EfficientRollout: System-Aware Self-Speculative Decoding for RL Rollouts

## The Problem: RL Rollouts Hit a Speed Wall

Reinforcement learning on large language models requires generating many sample responses (rollouts) during training. The bottleneck is clear: autoregressive decoding—where tokens come out one at a time—is slow, and a few unusually long generations can stall the entire batch. Speculative decoding (SD) is a proven speedup technique for serving fixed models: a fast drafter generates token sequences, and a verifier checks them in parallel, accepting or rejecting in bulk. But applying it directly to RL training fails because two problems compound: the target policy keeps changing as it trains, so any fixed drafter becomes increasingly misaligned with what the model now outputs; and as batches shrink during decoding, the system shifts from compute-bound to memory-bound, wasting the parallel compute that SD relies on.
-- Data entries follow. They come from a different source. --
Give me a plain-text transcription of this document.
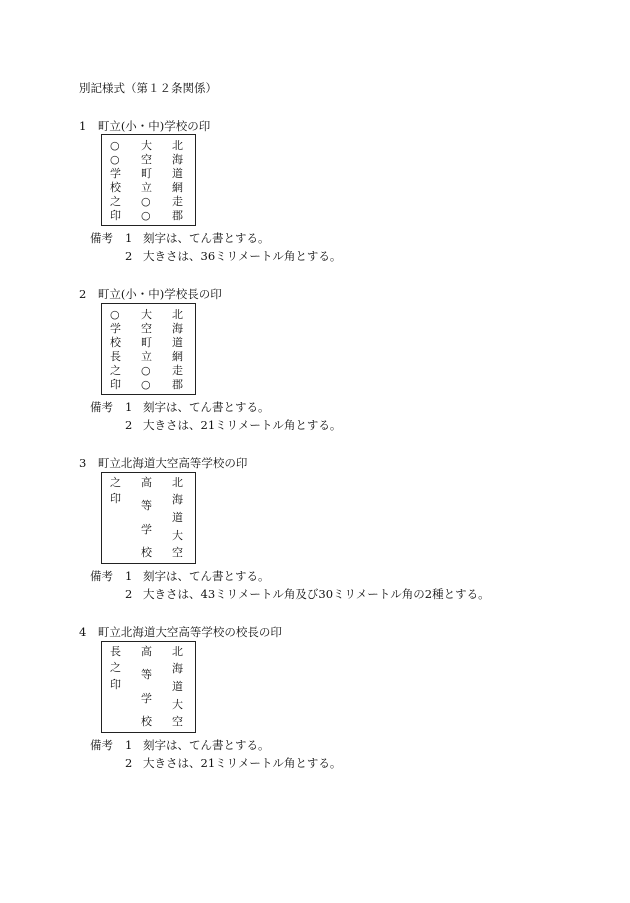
別記様式（第１２条関係）
1　町立(小・中)学校の印
○
○
学
校
之
印
大
空
町
立
○
○
北
海
道
網
走
郡
備考 1 刻字は、てん書とする。
2 大きさは、36ミリメートル角とする。
2　町立(小・中)学校長の印
○
学
校
長
之
印
大
空
町
立
○
○
北
海
道
網
走
郡
備考 1 刻字は、てん書とする。
2 大きさは、21ミリメートル角とする。
3　町立北海道大空高等学校の印
之
印
高
等
学
校
北
海
道
大
空
備考 1 刻字は、てん書とする。
2 大きさは、43ミリメートル角及び30ミリメートル角の2種とする。
4　町立北海道大空高等学校の校長の印
長
之
印
高
等
学
校
北
海
道
大
空
備考 1 刻字は、てん書とする。
2 大きさは、21ミリメートル角とする。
## How EfficientRollout Works

The authors' core insight is that RL rollouts need a *coupled* drafter and *system-aware scheduling*, not a generic speedup.

**Self-speculative drafting**: Instead of training a separate drafter, EfficientRollout quantizes the target model itself—compressing weights to lower precision—to create a lightweight draft model that stays synchronized with the evolving policy. This eliminates the misalignment problem: as the policy trains, the drafter automatically adapts because it's derived from the same weights.

**System-aware toggling**: EfficientRollout doesn't always use speculation. It learns when to turn SD on or off based on real system metrics—whether the batch is compute-bound or memory-bound. When batches are small or memory-bound, parallel verification can't exploit idle compute anyway, so turning off SD saves orchestration overhead. The framework pairs this toggle with draft-length adaptation, which adjusts how many tokens the drafter predicts based on its current acceptance rate (how many drafts the verifier actually accepts). High acceptance means the drafter is tracking the policy well, so longer drafts are safe.

## Results and Impact

On RL rollout generation, EfficientRollout achieves up to **19.6% latency reduction** compared to accelerated autoregressive baselines, and up to **12.7% end-to-end training latency reduction**. Critically, final model quality is preserved—the speedup doesn't degrade RL training outcomes.

The work matters because RL-based post-training (chain-of-thought reasoning, agentic behavior) has become central to LLM scaling, and rollout latency is now a primary training bottleneck. Current serving accelerators don't handle the unique constraints of RL: evolving policies and shrinking batches during generation. By coupling the drafter to the policy and making speculation conditional on system state, EfficientRollout makes speculative decoding practical for the RL setting without requiring expensive drafter pretraining or online fine-tuning. This is a systems contribution that directly addresses a real training bottleneck, not an isolated serving optimization.